The broad depression of Long Valley Caldera that we see today is much shallower and a little larger in diameter than it was immediately after its formation about 760,000 years ago. Whereas the caldera was floor was initially 2,000-3,000 m deep, now the highest part of the caldera rim is only about 1,000 m above the floor. The caldera was partially filled by pyroclastic flows and tephra during the catastrophic eruption and also by many subsequent episodes of volcanic activity. The original topographic boundary of the caldera walls has been enlarged by landslides, glaciation, and rapid erosion. For example, geologists estimate the modern-day east caldera wall is 3-4 km farther east than its orginal boundary.

View Toward the East Across the Northern part of the Caldera

North caldera rim and Glass Mountain, Long Valley Caldera, California

Photograph by S.R. Brantley on
July 29, 1998

View is toward the east across the northern part of Long Valley Caldera. The caldera rim extends east from the Glass Creek flow (lower left) to Bald Mountain and Glass Mountain in the far distance. Lookout Mountain is behind the tree.

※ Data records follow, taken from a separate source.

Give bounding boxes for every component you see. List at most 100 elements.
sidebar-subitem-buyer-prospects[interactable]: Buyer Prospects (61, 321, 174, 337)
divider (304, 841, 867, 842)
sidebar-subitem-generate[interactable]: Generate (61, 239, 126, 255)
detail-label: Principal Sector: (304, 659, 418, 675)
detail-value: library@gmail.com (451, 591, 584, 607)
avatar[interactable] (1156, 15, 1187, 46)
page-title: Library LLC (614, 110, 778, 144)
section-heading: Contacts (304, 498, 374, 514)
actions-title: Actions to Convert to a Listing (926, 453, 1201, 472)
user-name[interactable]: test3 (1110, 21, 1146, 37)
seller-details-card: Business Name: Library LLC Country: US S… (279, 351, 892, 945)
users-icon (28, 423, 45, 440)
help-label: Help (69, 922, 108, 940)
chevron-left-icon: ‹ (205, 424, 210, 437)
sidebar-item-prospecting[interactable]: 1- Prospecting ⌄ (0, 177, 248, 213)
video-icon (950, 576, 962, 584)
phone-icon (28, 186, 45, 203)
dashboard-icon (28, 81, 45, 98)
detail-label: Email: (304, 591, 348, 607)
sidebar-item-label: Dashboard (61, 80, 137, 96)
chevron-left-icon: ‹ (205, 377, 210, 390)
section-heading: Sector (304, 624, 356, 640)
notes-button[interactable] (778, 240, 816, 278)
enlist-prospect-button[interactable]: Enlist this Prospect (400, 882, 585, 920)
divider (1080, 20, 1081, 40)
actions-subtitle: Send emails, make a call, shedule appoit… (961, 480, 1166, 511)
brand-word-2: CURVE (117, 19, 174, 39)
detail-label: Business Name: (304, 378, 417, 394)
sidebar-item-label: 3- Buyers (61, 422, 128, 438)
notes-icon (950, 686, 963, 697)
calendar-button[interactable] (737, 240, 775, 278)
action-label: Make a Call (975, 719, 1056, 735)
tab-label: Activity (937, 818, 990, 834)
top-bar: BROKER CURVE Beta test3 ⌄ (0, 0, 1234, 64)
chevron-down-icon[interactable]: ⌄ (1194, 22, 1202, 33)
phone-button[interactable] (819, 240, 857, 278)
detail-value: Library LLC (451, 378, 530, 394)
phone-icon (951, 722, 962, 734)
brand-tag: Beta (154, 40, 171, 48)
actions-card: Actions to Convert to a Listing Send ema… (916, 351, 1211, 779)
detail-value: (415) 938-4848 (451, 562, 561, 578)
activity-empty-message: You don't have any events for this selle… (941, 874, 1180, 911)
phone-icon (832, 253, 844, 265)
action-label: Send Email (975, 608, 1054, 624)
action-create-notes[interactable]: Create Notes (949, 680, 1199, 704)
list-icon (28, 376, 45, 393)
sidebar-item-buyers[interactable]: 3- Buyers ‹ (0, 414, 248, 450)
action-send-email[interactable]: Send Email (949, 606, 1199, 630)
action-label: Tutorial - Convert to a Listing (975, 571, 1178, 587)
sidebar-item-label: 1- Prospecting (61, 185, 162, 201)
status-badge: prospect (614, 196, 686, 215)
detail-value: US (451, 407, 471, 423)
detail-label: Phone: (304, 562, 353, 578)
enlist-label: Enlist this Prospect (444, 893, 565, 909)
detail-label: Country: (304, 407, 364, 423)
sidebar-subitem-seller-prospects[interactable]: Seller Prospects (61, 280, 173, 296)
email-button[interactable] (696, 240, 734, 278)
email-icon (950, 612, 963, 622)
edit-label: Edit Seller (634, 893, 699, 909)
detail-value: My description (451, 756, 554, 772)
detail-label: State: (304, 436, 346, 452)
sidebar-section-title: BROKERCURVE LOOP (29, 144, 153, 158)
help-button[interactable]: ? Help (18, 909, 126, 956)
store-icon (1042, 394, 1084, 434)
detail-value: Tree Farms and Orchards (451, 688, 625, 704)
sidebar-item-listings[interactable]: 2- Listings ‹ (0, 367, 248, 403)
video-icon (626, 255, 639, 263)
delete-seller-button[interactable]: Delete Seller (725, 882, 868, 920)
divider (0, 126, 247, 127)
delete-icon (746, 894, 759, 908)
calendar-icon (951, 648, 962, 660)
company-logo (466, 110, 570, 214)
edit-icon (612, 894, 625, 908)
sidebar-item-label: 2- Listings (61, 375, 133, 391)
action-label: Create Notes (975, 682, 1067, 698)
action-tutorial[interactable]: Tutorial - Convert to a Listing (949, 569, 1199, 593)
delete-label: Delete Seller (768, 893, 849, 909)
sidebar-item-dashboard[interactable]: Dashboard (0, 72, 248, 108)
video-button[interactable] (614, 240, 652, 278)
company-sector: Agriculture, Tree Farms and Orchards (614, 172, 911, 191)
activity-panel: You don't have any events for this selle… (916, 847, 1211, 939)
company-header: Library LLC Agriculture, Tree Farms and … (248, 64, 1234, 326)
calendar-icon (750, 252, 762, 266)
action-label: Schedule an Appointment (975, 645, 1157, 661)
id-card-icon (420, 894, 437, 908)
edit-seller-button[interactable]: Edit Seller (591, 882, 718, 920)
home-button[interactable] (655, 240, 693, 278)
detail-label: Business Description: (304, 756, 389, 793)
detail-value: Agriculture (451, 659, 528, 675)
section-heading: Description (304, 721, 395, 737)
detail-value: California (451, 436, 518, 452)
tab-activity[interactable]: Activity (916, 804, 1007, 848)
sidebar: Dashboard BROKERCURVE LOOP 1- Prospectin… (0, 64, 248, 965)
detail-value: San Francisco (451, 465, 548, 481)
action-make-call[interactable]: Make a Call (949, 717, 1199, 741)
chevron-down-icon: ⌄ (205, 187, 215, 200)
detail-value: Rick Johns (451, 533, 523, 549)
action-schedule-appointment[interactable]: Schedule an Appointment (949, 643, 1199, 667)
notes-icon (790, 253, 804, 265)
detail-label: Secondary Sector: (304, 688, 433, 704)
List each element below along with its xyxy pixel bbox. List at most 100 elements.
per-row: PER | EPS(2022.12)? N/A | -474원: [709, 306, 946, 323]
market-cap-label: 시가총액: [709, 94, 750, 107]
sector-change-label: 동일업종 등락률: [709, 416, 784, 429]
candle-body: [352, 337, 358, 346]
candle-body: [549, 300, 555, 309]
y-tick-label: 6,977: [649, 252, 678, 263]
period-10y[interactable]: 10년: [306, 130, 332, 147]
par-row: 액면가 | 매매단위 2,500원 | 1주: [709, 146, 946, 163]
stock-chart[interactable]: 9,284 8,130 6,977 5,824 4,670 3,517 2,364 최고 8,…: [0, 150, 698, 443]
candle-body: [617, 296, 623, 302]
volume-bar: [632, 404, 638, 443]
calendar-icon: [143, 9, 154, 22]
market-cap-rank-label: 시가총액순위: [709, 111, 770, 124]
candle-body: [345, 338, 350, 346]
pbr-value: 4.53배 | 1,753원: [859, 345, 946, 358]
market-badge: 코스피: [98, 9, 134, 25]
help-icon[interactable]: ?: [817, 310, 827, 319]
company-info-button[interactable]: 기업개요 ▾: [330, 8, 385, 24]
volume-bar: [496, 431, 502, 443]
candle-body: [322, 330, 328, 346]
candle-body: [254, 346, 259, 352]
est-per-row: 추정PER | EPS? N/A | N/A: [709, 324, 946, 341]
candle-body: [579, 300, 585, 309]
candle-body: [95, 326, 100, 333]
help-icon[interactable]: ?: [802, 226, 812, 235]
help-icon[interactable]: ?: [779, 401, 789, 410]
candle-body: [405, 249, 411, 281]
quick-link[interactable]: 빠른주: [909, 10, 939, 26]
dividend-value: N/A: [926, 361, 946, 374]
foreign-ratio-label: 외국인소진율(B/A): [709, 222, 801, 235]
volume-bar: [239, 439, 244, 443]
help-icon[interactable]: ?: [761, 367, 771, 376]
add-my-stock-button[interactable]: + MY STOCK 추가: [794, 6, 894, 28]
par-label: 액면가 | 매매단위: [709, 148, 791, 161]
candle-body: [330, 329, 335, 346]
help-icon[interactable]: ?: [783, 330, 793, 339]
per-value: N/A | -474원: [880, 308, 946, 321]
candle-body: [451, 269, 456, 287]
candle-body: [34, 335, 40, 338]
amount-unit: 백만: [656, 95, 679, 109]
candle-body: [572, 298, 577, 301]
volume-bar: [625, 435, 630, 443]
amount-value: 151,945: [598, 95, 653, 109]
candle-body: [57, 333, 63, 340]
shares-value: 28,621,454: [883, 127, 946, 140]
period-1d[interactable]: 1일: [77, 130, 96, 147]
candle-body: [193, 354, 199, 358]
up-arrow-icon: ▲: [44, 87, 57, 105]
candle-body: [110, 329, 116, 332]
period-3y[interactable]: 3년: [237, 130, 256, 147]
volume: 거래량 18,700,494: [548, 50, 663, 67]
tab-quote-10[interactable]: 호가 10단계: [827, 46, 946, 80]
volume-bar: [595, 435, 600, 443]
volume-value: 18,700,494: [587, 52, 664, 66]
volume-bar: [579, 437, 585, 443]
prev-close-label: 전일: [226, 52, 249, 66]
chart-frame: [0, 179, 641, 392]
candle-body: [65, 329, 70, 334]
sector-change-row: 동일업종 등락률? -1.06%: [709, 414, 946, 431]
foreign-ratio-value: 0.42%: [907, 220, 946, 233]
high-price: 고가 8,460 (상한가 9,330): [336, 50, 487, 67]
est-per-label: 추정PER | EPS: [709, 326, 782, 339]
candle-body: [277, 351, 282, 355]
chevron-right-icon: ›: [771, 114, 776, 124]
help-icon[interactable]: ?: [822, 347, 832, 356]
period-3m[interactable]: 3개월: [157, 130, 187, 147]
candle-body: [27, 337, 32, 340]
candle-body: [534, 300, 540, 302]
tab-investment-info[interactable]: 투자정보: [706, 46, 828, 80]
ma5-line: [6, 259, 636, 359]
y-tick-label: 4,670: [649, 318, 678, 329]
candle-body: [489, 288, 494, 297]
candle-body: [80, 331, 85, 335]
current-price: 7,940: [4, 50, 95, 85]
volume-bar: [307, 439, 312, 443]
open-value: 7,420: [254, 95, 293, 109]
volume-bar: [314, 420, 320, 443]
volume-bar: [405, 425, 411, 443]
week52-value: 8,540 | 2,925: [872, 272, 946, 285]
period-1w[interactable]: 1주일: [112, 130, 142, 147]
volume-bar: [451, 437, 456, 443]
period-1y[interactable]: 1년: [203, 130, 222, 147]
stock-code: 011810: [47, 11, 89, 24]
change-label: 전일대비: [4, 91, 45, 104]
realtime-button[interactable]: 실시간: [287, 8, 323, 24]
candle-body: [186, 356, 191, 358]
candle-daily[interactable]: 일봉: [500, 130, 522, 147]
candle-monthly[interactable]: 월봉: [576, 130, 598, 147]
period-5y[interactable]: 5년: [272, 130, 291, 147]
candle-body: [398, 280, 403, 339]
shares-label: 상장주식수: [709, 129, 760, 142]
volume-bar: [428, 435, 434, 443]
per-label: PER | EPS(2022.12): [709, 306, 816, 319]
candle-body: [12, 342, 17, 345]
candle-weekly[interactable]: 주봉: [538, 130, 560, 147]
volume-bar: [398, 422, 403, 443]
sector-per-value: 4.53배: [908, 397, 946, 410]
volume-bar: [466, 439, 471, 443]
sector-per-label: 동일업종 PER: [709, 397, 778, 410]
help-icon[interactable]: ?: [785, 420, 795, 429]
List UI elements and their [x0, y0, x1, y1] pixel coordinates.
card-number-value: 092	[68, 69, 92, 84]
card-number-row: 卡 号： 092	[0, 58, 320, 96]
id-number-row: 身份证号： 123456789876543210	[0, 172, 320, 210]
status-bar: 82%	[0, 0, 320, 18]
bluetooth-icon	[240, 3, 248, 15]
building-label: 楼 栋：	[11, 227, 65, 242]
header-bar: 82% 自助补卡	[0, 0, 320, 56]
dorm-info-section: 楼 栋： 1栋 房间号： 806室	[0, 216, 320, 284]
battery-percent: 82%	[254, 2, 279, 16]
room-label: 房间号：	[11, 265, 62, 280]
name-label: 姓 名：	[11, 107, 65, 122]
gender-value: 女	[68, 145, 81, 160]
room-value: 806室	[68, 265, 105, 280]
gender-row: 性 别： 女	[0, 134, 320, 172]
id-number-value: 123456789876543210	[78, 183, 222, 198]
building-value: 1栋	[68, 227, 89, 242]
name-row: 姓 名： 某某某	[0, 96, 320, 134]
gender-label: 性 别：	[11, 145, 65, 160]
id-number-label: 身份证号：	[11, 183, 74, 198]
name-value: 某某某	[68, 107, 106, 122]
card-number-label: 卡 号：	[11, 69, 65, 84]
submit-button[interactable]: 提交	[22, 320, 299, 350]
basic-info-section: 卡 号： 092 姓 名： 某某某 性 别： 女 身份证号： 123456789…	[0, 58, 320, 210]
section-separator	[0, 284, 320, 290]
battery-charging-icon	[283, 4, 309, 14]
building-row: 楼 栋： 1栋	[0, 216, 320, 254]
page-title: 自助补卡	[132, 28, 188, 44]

The volcanic rocks of both Bald Mountain and Glass Mountain were erupted before the caldera-forming eruption. Bald Mountain consists of a lava domes and flows of rhyodacite composition that were erupted between 3 and 2.5 million years ago. Glass Mountain consists of a 1,000 m sequence of lava domes, flows, and welded pyroclastic flows of rhyolite composition that were erupted between 2.1 and 0.8 million years ago.

Lookout Mountain and the Glass Creek flow were erupted after the caldera-forming eruption. Lookout Mountain is a rhyolite lava flow that was erupted within about 100,000 years of the caldera-forming eruption. Glass Creek flow was erupted about 600 years ago during the Inyo eruptions.

View Toward the Northeast rim of the Long Valley Caldera

Long Valley Caldera, California

Photograph by C.D. Miller in 1982

Aerial view is toward the northeast rim of Long Valley Caldera from above the resurgent dome (forested area in lower left). The Owens River flows from left to right between the dome and caldera rim in the broad depression known as Long Valley, after which the caldera was named.

The surface of the flat lowlands east of the resurgent dome is layered with sediments that were deposited when a large lake filled the caldera. Scientists have identified terraces and standlines from the former lake both along the eastern caldera wall and on the flanks of the resurgent dome. During the early life of the lake, glaciers flowing into it from the Sierra Nevada generated icebergs that drifted across the lake. The icebergs carried large granite rocks eroded from the Sierra Nevada and deposited them on the flanks of the resurgent dome, which stood as an island, and on the lake terraces on the east caldera wall.